Forget the match itself, the fact that Arsenal took the lead inside six minutes, or that Paris Saint-Germain enjoyed 75 per cent possession — scrap the analysis full stop. The only narrative that really matters, the only story that will be told in years to come, surrounds the two penalty kicks that Arsenal missed and the fact that PSG won a shootout without their goalkeeper making a save.

“They’re devastated,” said the Arsenal midfielder Declan Rice on TNT Sports, when asked about Gabriel and Eze. “We love them. We’re with them. That happens in football. They’re not going to be the last players to miss penalties in finals. Without them, we wouldn’t have won the Premier League, that’s for sure. Gabriel, I’ve run out of words for him as a person and as a player. Eze as well, the crucial goals he’s come up with for us this season. It happens. It’s football, it’s cruel. But we take the positives and we keep going.”

Arteta comforts Eze (Carl Recine/Getty Images)

As a neutral, a part of you often feels that it’s better if more than one player misses for a team in a shootout, so that the burden is shared. In the last Champions League final to be decided by a penalty shootout, when Atletico Madrid lost to Real Madrid back in 2016, Juanfran was not so fortunate. The Atletico Madrid defender was the only player not to score, striking the base of the post with his penalty.

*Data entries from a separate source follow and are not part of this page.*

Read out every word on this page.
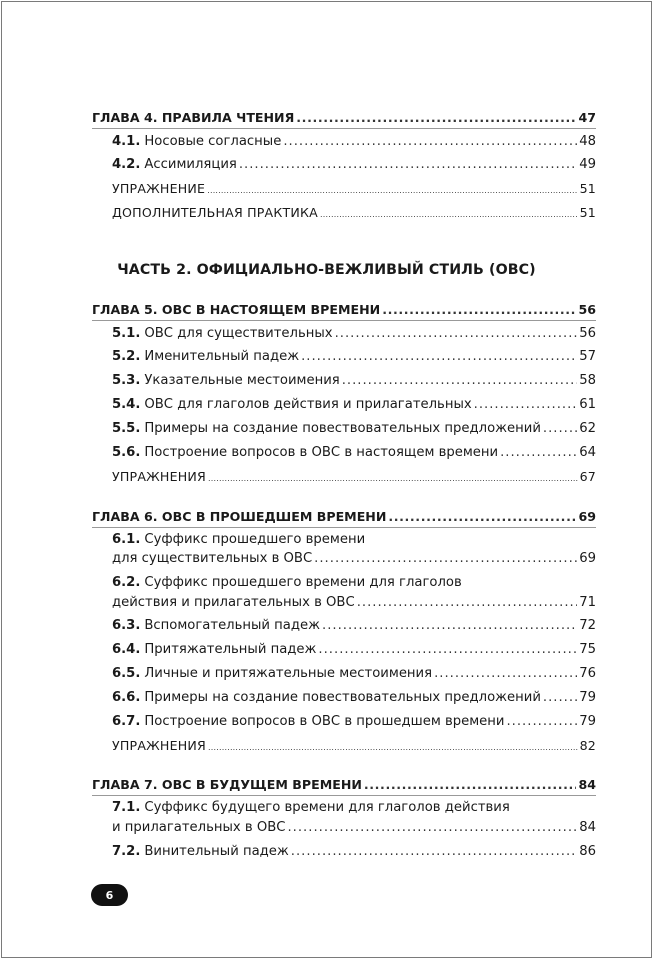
ГЛАВА 4. ПРАВИЛА ЧТЕНИЯ .....	47
4.1. Носовые согласные .....	48
4.2. Ассимиляция .....	49
УПРАЖНЕНИЕ .....	51
ДОПОЛНИТЕЛЬНАЯ ПРАКТИКА .....	51
ЧАСТЬ 2. ОФИЦИАЛЬНО-ВЕЖЛИВЫЙ СТИЛЬ (ОВС)
ГЛАВА 5. ОВС В НАСТОЯЩЕМ ВРЕМЕНИ .....	56
5.1. ОВС для существительных .....	56
5.2. Именительный падеж .....	57
5.3. Указательные местоимения .....	58
5.4. ОВС для глаголов действия и прилагательных .....	61
5.5. Примеры на создание повествовательных предложений .....	62
5.6. Построение вопросов в ОВС в настоящем времени .....	64
УПРАЖНЕНИЯ .....	67
ГЛАВА 6. ОВС В ПРОШЕДШЕМ ВРЕМЕНИ .....	69
6.1. Суффикс прошедшего времени
для существительных в ОВС .....	69
6.2. Суффикс прошедшего времени для глаголов
действия и прилагательных в ОВС .....	71
6.3. Вспомогательный падеж .....	72
6.4. Притяжательный падеж .....	75
6.5. Личные и притяжательные местоимения .....	76
6.6. Примеры на создание повествовательных предложений .....	79
6.7. Построение вопросов в ОВС в прошедшем времени .....	79
УПРАЖНЕНИЯ .....	82
ГЛАВА 7. ОВС В БУДУЩЕМ ВРЕМЕНИ .....	84
7.1. Суффикс будущего времени для глаголов действия
и прилагательных в ОВС .....	84
7.2. Винительный падеж .....	86
6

Small margins, huge consequences.

A couple of days later, Juanfran wrote an emotional letter to the Atletico Madrid supporters. “I will never forget your displays of affection when I came to ask for forgiveness,” he said. “Seeing my tears reflected in the faces of the thousands of Atleticos that packed that end of the stadium helped me cope with the tremendous sadness.”

It’s hard to imagine a player ever going to those lengths if he missed a gilt-edged chance, or even a penalty, in normal or extra time in a final, but everything changes with a penalty shootout.

There’s something about that long and lonely walk from the centre circle, followed by the psychological battle between the penalty taker and the goalkeeper as the ball is placed on the spot, that creates a sense of theatre and drama that turns every kick into an act of torture for the player involved.

“There are four phases of a penalty shoot-out,” Geir Jordet, a sports psychologist and professor at the Norwegian School of Sport Sciences, told Ben Lyttleton in his excellent book Twelve Yards. “The hanging around in the centre circle hoping not to catch the eye of the manager, the walk to the penalty spot, the kick, and the walk back after you’ve missed. They are all stressful in their own ways.”

All of which makes you wonder why anyone volunteers to take one in the first place, let alone a centre back. In the case of Gabriel, who defended heroically against PSG and has been such an integral part of Arsenal’s title-winning team, the fifth penalty was his choice and, in the words of his manager Mikel Arteta, a moment that he had “prepared and trained for”.

Gabriel reacts as PSG celebrate (Richard Heathcote/Getty Images)

It turned out to be the final act of the game in Budapest as Gabriel became the first player to hit a penalty over the crossbar in a Champions League final shootout since Serginho for Milan in 2005.

As Gabriel walked away covering his face with his hands, the PSG players, substitutes and staff ran to the same end of the pitch, jumping for joy at the sight of his wayward penalty and wildly celebrating a second successive Champions League triumph in front of their own supporters. Their reaction was totally understandable, and any team would have done the same.

But amid the chaos was an act of sportsmanship that also didn’t go unnoticed. Marquinhos, the PSG captain, was the first person to console Gabriel, wrapping his arms tightly around his Brazil teammate like a father comforting his son. There was nothing performative about Marquinhos’ actions. He was, quite simply, looking out for a friend.